After a residency at Blue Hill at Stone Barns, the chef Jonathan Tam returned to Copenhagen and opened Jatak, an intimate jewel of a restaurant designed by his wife, Sara Frilund, where the refined dishes — delicate curves of raw brill twinned with sweet steamed pumpkin; strips of endive whose crisp bitterness is both enhanced and softened with a housemade sesame sauce — are a deeply personal reflection of Mr. Tam’s Cantonese background, his many years as head chef of the vegetable-forward Relæ, and his commitment to local produce.

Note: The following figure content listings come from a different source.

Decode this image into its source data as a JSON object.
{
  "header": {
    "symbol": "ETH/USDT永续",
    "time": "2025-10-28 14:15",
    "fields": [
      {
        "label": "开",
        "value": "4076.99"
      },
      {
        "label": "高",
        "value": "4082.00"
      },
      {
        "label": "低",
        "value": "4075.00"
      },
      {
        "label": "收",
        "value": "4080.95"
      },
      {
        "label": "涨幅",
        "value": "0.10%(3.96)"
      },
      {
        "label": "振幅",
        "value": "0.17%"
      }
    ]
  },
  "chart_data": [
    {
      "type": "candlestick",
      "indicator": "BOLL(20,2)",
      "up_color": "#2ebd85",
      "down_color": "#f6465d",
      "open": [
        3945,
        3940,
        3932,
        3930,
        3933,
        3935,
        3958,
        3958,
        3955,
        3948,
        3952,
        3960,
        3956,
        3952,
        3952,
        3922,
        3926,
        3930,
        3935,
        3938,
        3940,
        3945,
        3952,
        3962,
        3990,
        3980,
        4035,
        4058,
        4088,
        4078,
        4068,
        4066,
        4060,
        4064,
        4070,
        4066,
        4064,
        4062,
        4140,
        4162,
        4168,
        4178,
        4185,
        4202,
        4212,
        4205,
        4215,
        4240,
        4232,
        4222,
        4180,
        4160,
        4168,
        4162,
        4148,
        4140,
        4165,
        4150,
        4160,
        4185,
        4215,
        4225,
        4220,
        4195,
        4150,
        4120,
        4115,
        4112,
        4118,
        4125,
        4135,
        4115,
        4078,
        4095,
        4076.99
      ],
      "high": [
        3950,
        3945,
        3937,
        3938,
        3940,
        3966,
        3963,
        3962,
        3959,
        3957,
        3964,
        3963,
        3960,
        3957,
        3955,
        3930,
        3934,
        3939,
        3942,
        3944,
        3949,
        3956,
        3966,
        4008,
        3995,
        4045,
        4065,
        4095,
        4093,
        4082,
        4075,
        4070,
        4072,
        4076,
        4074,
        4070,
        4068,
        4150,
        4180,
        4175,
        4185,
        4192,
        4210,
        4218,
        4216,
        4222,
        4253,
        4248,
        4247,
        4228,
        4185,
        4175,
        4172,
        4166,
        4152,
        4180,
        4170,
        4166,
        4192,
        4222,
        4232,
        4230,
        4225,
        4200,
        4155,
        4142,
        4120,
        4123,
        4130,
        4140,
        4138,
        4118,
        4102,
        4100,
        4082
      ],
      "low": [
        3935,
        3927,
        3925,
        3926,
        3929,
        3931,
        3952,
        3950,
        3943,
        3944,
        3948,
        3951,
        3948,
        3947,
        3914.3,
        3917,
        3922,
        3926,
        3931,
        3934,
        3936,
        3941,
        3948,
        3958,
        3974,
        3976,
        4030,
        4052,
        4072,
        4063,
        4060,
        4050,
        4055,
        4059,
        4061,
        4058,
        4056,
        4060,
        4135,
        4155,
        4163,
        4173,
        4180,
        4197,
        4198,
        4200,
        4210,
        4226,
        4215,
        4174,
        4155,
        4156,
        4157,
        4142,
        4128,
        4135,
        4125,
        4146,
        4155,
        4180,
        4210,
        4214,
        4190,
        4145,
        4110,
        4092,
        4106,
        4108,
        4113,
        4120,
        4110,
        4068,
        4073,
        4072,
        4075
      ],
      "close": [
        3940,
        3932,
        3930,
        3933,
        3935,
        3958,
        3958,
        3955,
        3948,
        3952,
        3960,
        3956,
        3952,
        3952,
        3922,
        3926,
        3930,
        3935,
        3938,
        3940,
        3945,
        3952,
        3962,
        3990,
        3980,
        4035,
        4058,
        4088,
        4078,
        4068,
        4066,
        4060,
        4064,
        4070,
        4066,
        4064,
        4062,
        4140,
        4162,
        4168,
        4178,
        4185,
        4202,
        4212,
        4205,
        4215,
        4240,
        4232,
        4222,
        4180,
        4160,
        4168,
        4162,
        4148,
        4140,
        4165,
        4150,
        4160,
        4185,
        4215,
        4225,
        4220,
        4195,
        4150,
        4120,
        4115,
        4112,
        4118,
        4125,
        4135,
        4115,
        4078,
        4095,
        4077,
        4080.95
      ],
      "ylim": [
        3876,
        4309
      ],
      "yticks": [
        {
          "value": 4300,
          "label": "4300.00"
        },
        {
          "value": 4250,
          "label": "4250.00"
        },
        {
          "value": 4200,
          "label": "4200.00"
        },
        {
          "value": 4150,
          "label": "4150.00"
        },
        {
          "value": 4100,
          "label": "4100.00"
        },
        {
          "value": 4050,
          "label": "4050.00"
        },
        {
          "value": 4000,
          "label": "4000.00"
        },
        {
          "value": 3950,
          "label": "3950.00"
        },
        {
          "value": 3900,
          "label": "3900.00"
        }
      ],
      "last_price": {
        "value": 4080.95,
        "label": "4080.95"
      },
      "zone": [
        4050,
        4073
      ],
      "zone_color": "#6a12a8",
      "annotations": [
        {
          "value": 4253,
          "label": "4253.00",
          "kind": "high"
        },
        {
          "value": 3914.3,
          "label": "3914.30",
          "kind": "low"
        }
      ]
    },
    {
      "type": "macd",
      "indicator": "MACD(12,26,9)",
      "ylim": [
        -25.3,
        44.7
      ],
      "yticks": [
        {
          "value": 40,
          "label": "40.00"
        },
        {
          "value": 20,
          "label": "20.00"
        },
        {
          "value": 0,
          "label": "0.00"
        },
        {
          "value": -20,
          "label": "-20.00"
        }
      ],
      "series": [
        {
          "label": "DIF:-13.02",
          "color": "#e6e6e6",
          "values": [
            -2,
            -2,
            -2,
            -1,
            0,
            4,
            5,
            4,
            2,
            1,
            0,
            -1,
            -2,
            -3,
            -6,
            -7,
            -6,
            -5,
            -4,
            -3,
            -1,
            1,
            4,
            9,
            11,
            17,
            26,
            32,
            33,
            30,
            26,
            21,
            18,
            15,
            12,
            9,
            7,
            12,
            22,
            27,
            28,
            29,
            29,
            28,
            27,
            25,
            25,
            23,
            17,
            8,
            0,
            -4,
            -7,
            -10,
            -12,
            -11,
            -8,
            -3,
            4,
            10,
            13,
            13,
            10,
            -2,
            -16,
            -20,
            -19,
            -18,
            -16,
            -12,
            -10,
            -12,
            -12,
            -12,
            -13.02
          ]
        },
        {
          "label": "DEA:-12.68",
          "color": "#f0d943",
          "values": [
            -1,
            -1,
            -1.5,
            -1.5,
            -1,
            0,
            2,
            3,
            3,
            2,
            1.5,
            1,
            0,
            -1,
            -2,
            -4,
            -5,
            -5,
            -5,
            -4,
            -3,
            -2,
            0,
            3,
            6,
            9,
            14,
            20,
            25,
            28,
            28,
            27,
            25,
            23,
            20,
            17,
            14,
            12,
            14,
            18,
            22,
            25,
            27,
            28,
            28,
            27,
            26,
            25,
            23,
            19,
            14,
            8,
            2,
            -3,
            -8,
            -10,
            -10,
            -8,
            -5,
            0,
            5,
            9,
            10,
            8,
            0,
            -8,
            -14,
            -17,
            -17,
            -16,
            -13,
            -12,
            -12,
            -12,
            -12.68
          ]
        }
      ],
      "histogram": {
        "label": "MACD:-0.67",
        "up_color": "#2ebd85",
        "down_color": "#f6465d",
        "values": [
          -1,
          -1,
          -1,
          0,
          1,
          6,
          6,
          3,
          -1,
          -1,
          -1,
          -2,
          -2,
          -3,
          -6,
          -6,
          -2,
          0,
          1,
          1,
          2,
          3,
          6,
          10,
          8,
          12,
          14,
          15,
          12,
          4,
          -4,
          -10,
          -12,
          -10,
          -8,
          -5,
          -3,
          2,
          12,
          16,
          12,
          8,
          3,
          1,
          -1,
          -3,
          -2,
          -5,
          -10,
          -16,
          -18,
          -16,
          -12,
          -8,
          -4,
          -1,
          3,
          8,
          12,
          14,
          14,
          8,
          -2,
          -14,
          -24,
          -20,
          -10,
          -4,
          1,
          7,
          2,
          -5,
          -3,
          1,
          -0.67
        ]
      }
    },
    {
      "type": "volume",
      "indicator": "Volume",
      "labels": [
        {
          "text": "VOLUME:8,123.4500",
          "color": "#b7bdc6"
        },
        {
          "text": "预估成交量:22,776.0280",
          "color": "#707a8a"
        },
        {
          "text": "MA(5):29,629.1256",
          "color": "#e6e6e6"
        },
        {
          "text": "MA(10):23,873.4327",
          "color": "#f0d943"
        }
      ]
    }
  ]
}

New dining neighborhoods are also emerging. Tucked into a postage-stamp of a forest on the city’s southwestern edge, Banegården used to house Copenhagen’s railway works, but the timbered buildings have now been repurposed by green food businesses, including a farm shop, a locavore restaurant and, yes, a bakery — one with excellent croissants and a commitment to sustainability so serious that there are no disposable cups; you can only get takeaway coffee via a deposit system for the thermos-style cups.

But perhaps the most exciting transformation is of the stretch along the southern end of the city’s lakes. At Propaganda, Youra Kim’s Korean fried chicken, all stickiness and spice, is already iconic, and it, as well as her other high-voltage dishes, like the knockout grilled white asparagus and tteok, pairs well with the impressive selection of natural wines. And at Brasserie Prins, which manages to be cozy without tipping over into twee, the American-born chef Dave Harrison draws on his time cooking in Paris to make some very old-school French dishes — plush quenelles in sauce Americaine, a crisp pan-fried veal brain, even a stalwart île flottante — somehow seem utterly modern.

Accommodations at the Darling showcase Danish design.Credit…Dennis Stenild for The New York Times
A bedroom at the Darling.Credit…Dennis Stenild for The New York Times

Where to stay

A city that has long lagged in interesting places to stay is finally catching up by transforming architecturally interesting spaces with history into inviting new hotels. A former university building centrally located behind the Round Tower, has been transformed into 25Hours Copenhagen (starting at 1,296 kroner, or about $182, double occupancy), where the colorful rooms offer a nice visual break from all that Scandi minimalism, while the city’s former post office, across from Tivoli Gardens and Central Station, has morphed into the stately Villa Hotel (rates start at 2,331 kroner). Kanalhuset (also starting at 2,331 kroner) has turned a canalside home in the very hygge neighborhood of Christianshavn into a beautifully designed apartment-hotel that offers optional communal dinners each night. And two new places offer an even more individualistic experience: the bright, welcoming houseboat Kaj (starting at 3,000 kroner), which comes with its own kayaks for guests to use, and the intensely chic the Darling (starting at 7,440 kroner), which showcases Danish design and is hung with works from a changing roster of acclaimed local artists.